“Ubiquitous” Access

We take for granted the access we have to not only information, but our own intellectual property. Even prior to the internet, way too many of us acknowledged the presence of physical libraries, but rarely enjoyed their resources, often out of sheer laziness or ingratitude.

You can chart a direct path from the newspaper to the web of each being replaced by the next, not for its inferiority, but out of sheer convenience. Mailed-to-your-door Magazines and TV, while less informative, were chosen instead because the user experience is far easier. This mentality has translated well to the web, where long-format criticism and research is relegated to the snobbish corners of Mother Jones and Slate, maybe seeing the light of day to a broad audience when excerpted by the Huffington Post. Blogs are losing fashion against social, yet while Instagram and Twitter continue to explode in popularity, they do so in response to the “hassle” of Facebook (which knocked off the even clunkier MySpace).

The frictionless distribution method actually makes best sense considering what passes for breaking news. Rarely is there need for any archiving the day to day of who Jennfier Anniston is marrying (again), or even what responsive images solution the nerds are bantering about this week. Even e-newsletters are feeling downright antiquated in some instances, such as the “tip” I received from the Graphic Artists Guild this afternoon regarding Adobe’s security breach (almost four weeks after the fact).

No doubt salivating over the savings of moving away from physical objects content publishers rushed to embrace the web themselves. They’re since learning their mistake, scrambling to keep their products from being “shared” freely. Their collective panic has resulted in perverted and selective copyright restrictions, bizarre penalties for search innovators and “users,” and ineffectual policing of download sites (many of which they unknowingly subsidize through scattershot PPC marketing).

Apple has become a leader in developing digital rights management, but not with any intention of protecting creators’ rights. DRM (for Apple) is instead an invisible form of high-end security guard — one that follows you home and makes sure you dont play it on too many devices, share it, move it or do much of what many of us have taken for granted all along.

The true role of DRM became strikingly clear last night, tying together the thoughts and reading over the past few days. Having installed OSX Mavericks, I was pleased to see they have included the iBooks app on the desktop. Launching it, I was surprised to see my library (as I know it on my phone and tablet) instead completely empty. Even signed in with the same Apple ID, I am unable to sync any of my books — all carefully curated to include only legal and paid-for- titles.

I use a second, older Mac as a print and media station, using it for my music and reading libraries. Because I need to support my older large-format printer, this machine is running OS 10.3, which understandably, cannot support the desktop version of iBooks as Mavericks does. The library and source app for my devices all live on this machine within iTunes, and sync fine to the devices, and yet my main machine running Mavericks ignores these.

Looking past what I hope is a momentary glitch in a new OS release that will be soon corrected in a dot release, there is a larger underlying issue that concerns me, more directly to my original thought.
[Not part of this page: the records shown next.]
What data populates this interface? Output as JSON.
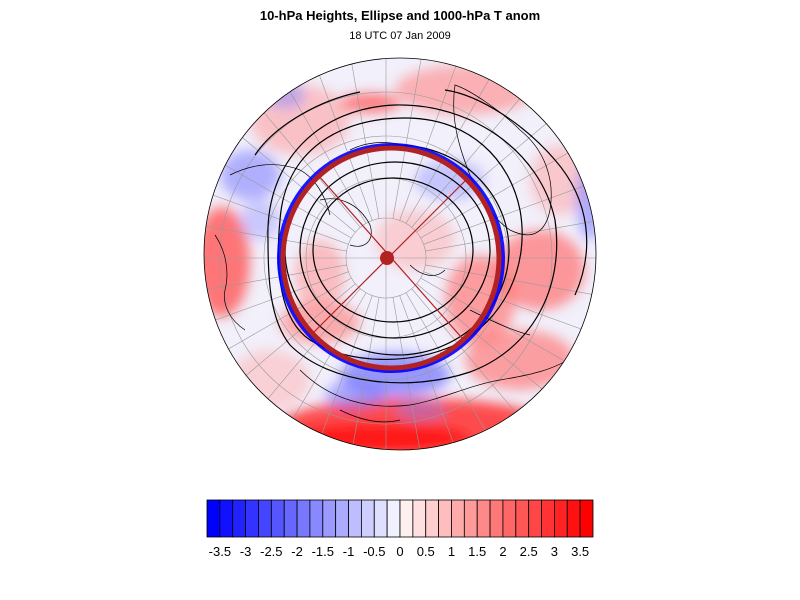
{
  "header": {
    "title": "10-hPa Heights, Ellipse and 1000-hPa T anom",
    "subtitle": "18 UTC 07 Jan 2009"
  },
  "map": {
    "projection": "polar-stereographic-north",
    "overlays": [
      "temperature-anomaly-shading",
      "geopotential-height-contours",
      "vortex-ellipse",
      "ellipse-center",
      "coastlines",
      "lat-lon-grid"
    ]
  },
  "colorbar": {
    "labels": [
      "-3.5",
      "-3",
      "-2.5",
      "-2",
      "-1.5",
      "-1",
      "-0.5",
      "0",
      "0.5",
      "1",
      "1.5",
      "2",
      "2.5",
      "3",
      "3.5"
    ],
    "min": -3.75,
    "max": 3.75,
    "step": 0.25,
    "negative_color": "#0000ff",
    "positive_color": "#ff0000",
    "ellipse_color": "#b22222"
  }
}
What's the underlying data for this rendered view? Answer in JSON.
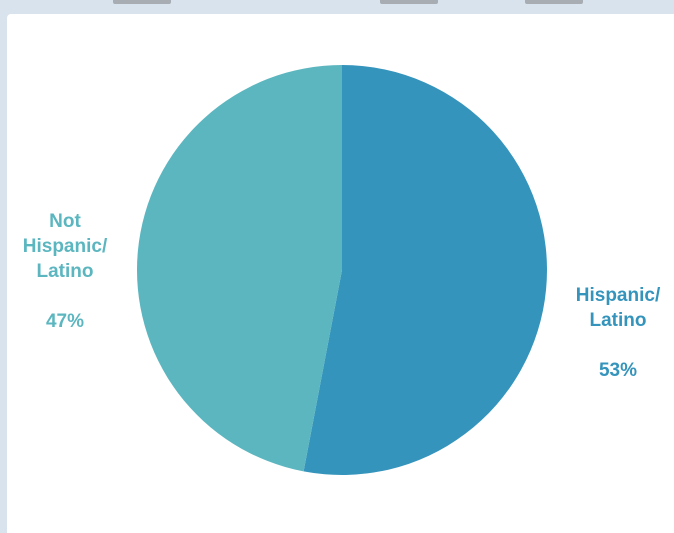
{
  "chart_data": {
    "type": "pie",
    "title": "",
    "slices": [
      {
        "label": "Hispanic/\nLatino",
        "percent_text": "53%",
        "value": 53,
        "color": "#3594bc",
        "label_color": "#3594bc"
      },
      {
        "label": "Not\nHispanic/\nLatino",
        "percent_text": "47%",
        "value": 47,
        "color": "#5bb6c0",
        "label_color": "#5bb6c0"
      }
    ],
    "start_angle_deg": 0,
    "direction": "clockwise"
  }
}
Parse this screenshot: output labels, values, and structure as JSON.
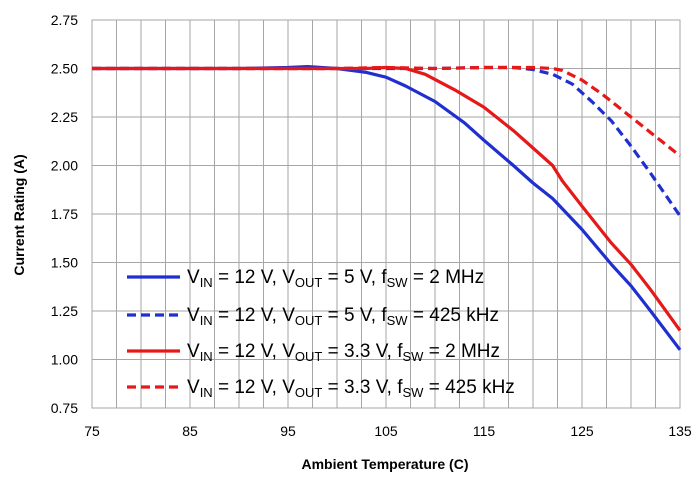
{
  "chart_data": {
    "type": "line",
    "xlabel": "Ambient Temperature (C)",
    "ylabel": "Current Rating (A)",
    "xlim": [
      75,
      135
    ],
    "ylim": [
      0.75,
      2.75
    ],
    "x_ticks": [
      "75",
      "85",
      "95",
      "105",
      "115",
      "125",
      "135"
    ],
    "y_ticks": [
      "0.75",
      "1.00",
      "1.25",
      "1.50",
      "1.75",
      "2.00",
      "2.25",
      "2.50",
      "2.75"
    ],
    "x_minor_step": 2.5,
    "grid": true,
    "legend_position": "bottom-left",
    "series": [
      {
        "legend": {
          "a": "V",
          "a_sub": "IN",
          "b": " = 12 V, V",
          "b_sub": "OUT",
          "c": " = 5 V, f",
          "c_sub": "SW",
          "d": " = 2 MHz"
        },
        "color": "#1f2fd0",
        "dashed": false,
        "x": [
          75,
          85,
          90,
          95,
          97,
          100,
          103,
          105,
          107,
          110,
          113,
          115,
          118,
          120,
          122,
          125,
          128,
          130,
          132,
          135
        ],
        "y": [
          2.5,
          2.5,
          2.5,
          2.505,
          2.51,
          2.5,
          2.48,
          2.455,
          2.41,
          2.33,
          2.22,
          2.13,
          2.0,
          1.91,
          1.83,
          1.67,
          1.49,
          1.38,
          1.25,
          1.05
        ]
      },
      {
        "legend": {
          "a": "V",
          "a_sub": "IN",
          "b": " = 12 V, V",
          "b_sub": "OUT",
          "c": " = 5 V, f",
          "c_sub": "SW",
          "d": " = 425 kHz"
        },
        "color": "#1f2fd0",
        "dashed": true,
        "x": [
          75,
          95,
          100,
          105,
          110,
          115,
          118,
          120,
          122,
          124,
          126,
          128,
          130,
          132,
          135
        ],
        "y": [
          2.5,
          2.5,
          2.5,
          2.5,
          2.5,
          2.505,
          2.505,
          2.495,
          2.47,
          2.42,
          2.33,
          2.23,
          2.1,
          1.96,
          1.74
        ]
      },
      {
        "legend": {
          "a": "V",
          "a_sub": "IN",
          "b": " = 12 V, V",
          "b_sub": "OUT",
          "c": " = 3.3 V, f",
          "c_sub": "SW",
          "d": " = 2 MHz"
        },
        "color": "#e61818",
        "dashed": false,
        "x": [
          75,
          85,
          95,
          100,
          103,
          105,
          107,
          109,
          112,
          115,
          118,
          120,
          122,
          123,
          125,
          128,
          130,
          132,
          135
        ],
        "y": [
          2.5,
          2.5,
          2.5,
          2.5,
          2.5,
          2.505,
          2.5,
          2.47,
          2.39,
          2.3,
          2.18,
          2.09,
          2.0,
          1.92,
          1.79,
          1.6,
          1.49,
          1.36,
          1.15
        ]
      },
      {
        "legend": {
          "a": "V",
          "a_sub": "IN",
          "b": " = 12 V, V",
          "b_sub": "OUT",
          "c": " = 3.3 V, f",
          "c_sub": "SW",
          "d": " = 425 kHz"
        },
        "color": "#e61818",
        "dashed": true,
        "x": [
          75,
          95,
          100,
          105,
          110,
          115,
          118,
          120,
          122,
          123,
          125,
          127,
          129,
          131,
          133,
          135
        ],
        "y": [
          2.5,
          2.5,
          2.5,
          2.505,
          2.5,
          2.505,
          2.505,
          2.505,
          2.5,
          2.49,
          2.44,
          2.37,
          2.29,
          2.21,
          2.13,
          2.05
        ]
      }
    ]
  }
}
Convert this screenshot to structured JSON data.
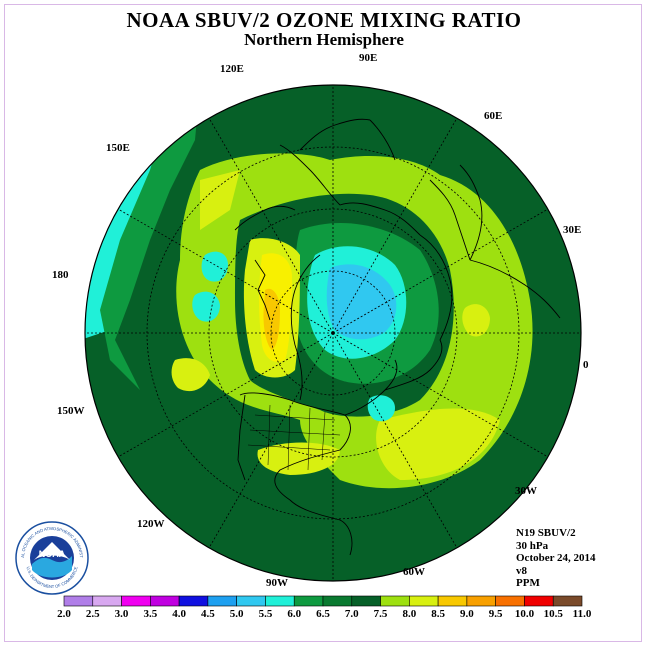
{
  "title": "NOAA SBUV/2 OZONE MIXING RATIO",
  "subtitle": "Northern Hemisphere",
  "longitude_labels": [
    "90E",
    "60E",
    "30E",
    "0",
    "30W",
    "60W",
    "90W",
    "120W",
    "150W",
    "180",
    "150E",
    "120E"
  ],
  "info": {
    "satellite": "N19 SBUV/2",
    "level": "30 hPa",
    "date": "October 24, 2014",
    "version": "v8",
    "units": "PPM"
  },
  "colorbar": {
    "ticks": [
      "2.0",
      "2.5",
      "3.0",
      "3.5",
      "4.0",
      "4.5",
      "5.0",
      "5.5",
      "6.0",
      "6.5",
      "7.0",
      "7.5",
      "8.0",
      "8.5",
      "9.0",
      "9.5",
      "10.0",
      "10.5",
      "11.0"
    ],
    "colors": [
      "#b07ee8",
      "#d8a8f0",
      "#f000f0",
      "#c000e0",
      "#1010e0",
      "#1e7cf0",
      "#1ea0f0",
      "#30c8f0",
      "#20f0d8",
      "#0e9a40",
      "#0a7a30",
      "#066028",
      "#9ee010",
      "#d8f010",
      "#f8f000",
      "#f8c800",
      "#f8a000",
      "#f87000",
      "#f00000",
      "#7a4a2a"
    ]
  },
  "logo": {
    "text": "NOAA",
    "ring_text_top": "NATIONAL OCEANIC AND ATMOSPHERIC ADMINISTRATION",
    "ring_text_bottom": "U.S. DEPARTMENT OF COMMERCE"
  }
}
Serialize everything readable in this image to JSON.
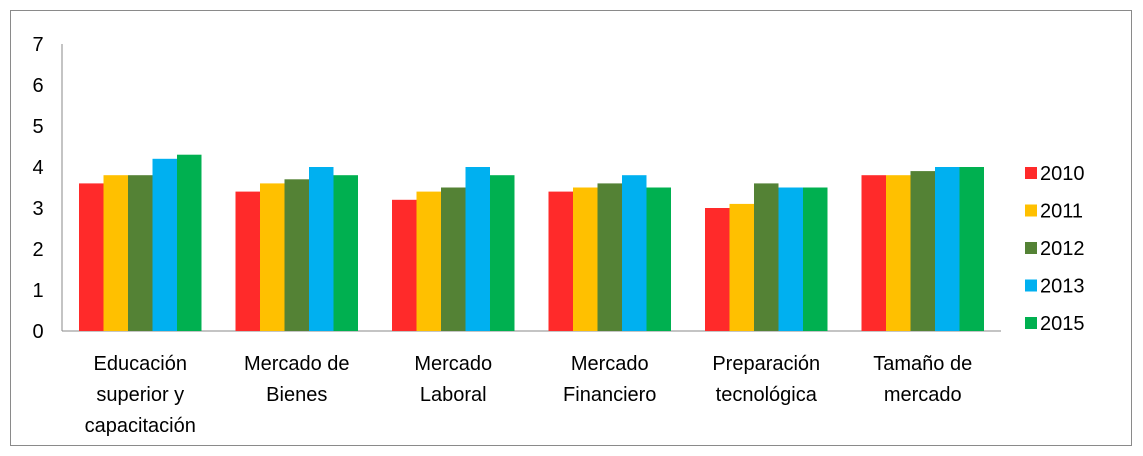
{
  "chart_data": {
    "type": "bar",
    "categories": [
      [
        "Educación",
        "superior y",
        "capacitación"
      ],
      [
        "Mercado de",
        "Bienes"
      ],
      [
        "Mercado",
        "Laboral"
      ],
      [
        "Mercado",
        "Financiero"
      ],
      [
        "Preparación",
        "tecnológica"
      ],
      [
        "Tamaño de",
        "mercado"
      ]
    ],
    "ylim": [
      0,
      7
    ],
    "yticks": [
      "0",
      "1",
      "2",
      "3",
      "4",
      "5",
      "6",
      "7"
    ],
    "grid": false,
    "legend_position": "right",
    "series": [
      {
        "name": "2010",
        "color": "#ff2a2a",
        "values": [
          3.6,
          3.4,
          3.2,
          3.4,
          3.0,
          3.8
        ]
      },
      {
        "name": "2011",
        "color": "#ffc000",
        "values": [
          3.8,
          3.6,
          3.4,
          3.5,
          3.1,
          3.8
        ]
      },
      {
        "name": "2012",
        "color": "#548235",
        "values": [
          3.8,
          3.7,
          3.5,
          3.6,
          3.6,
          3.9
        ]
      },
      {
        "name": "2013",
        "color": "#00b0f0",
        "values": [
          4.2,
          4.0,
          4.0,
          3.8,
          3.5,
          4.0
        ]
      },
      {
        "name": "2015",
        "color": "#00b050",
        "values": [
          4.3,
          3.8,
          3.8,
          3.5,
          3.5,
          4.0
        ]
      }
    ]
  }
}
All of these texts are Creative Commons downloads, or from European and small-press publishers. They were purchased from the author directly. If I had purchased them through iTunes, and Apple had received their statutory 30%, I would have access to them.

Are we moving towards a point of no return in which, in order to read anything at all, we will be beholden to Apple’s permission? What does this mean to those who dont have access to iDevices, or if do, can’t afford pay-per-view information? Will authors have no recourse but to resign themselves to iTunes Terms & Conditions in order for their work to be read? When these technologies inevitably shutter physical libraries, will we return to a neo-medieval serfdom of a learned “priesthood” and an ignorant rabble? Are we already there?

Adobe’s Creative Cloud poses similar challenges to me, professionally. While the ability to color correct a photo is far less dire to a healthy democracy than widespread literacy, it is how I make my living. I rely on Adobe’s tools to an excruciating degree. Their new subscription model was met with a lot of resistance, including from me, as it finally puts in ink how co-dependent the entire industry is on one supplier. Eventually, I softened to the idea and, mostly out of necessity having to teach the newest versions, I enrolled. Just before installing Mavericks, I finally took the leap and removed redundnant copies of CS6 from my machine.

Last night, my internet went down, as did my connection to the Cloud. Rather than cuss out AT&T, I did what I normally would do: launch Illustrator and get back to work off-line. Instead Adobe wouldn’t let me open any of my apps. Apps I have paid for — in fact my October ransom went through less than a week ago — stopped working. When selling the Cloud, Adobe promised this wouldn’t happen. In less than six months it did.

Now, I realize that after a major OS install Adobe wants me to confirm my registration. And that my internet outage and OS update coincided is an outlying condition. But its the effect, however temporary, that proves my point exactly.

With the bulk of our lives online, too much of our power is held in the hands of others. Property rights, once transferred when the money in my possession was traded for an item in their possession, have been modified to leave the money AND the item with the seller. Without the internet, I can’t read, and now, I can’t work.

This arrangement is precarious at best. As designers, this should become our all-consuming dillemma. One we have an obligation to design our way out of.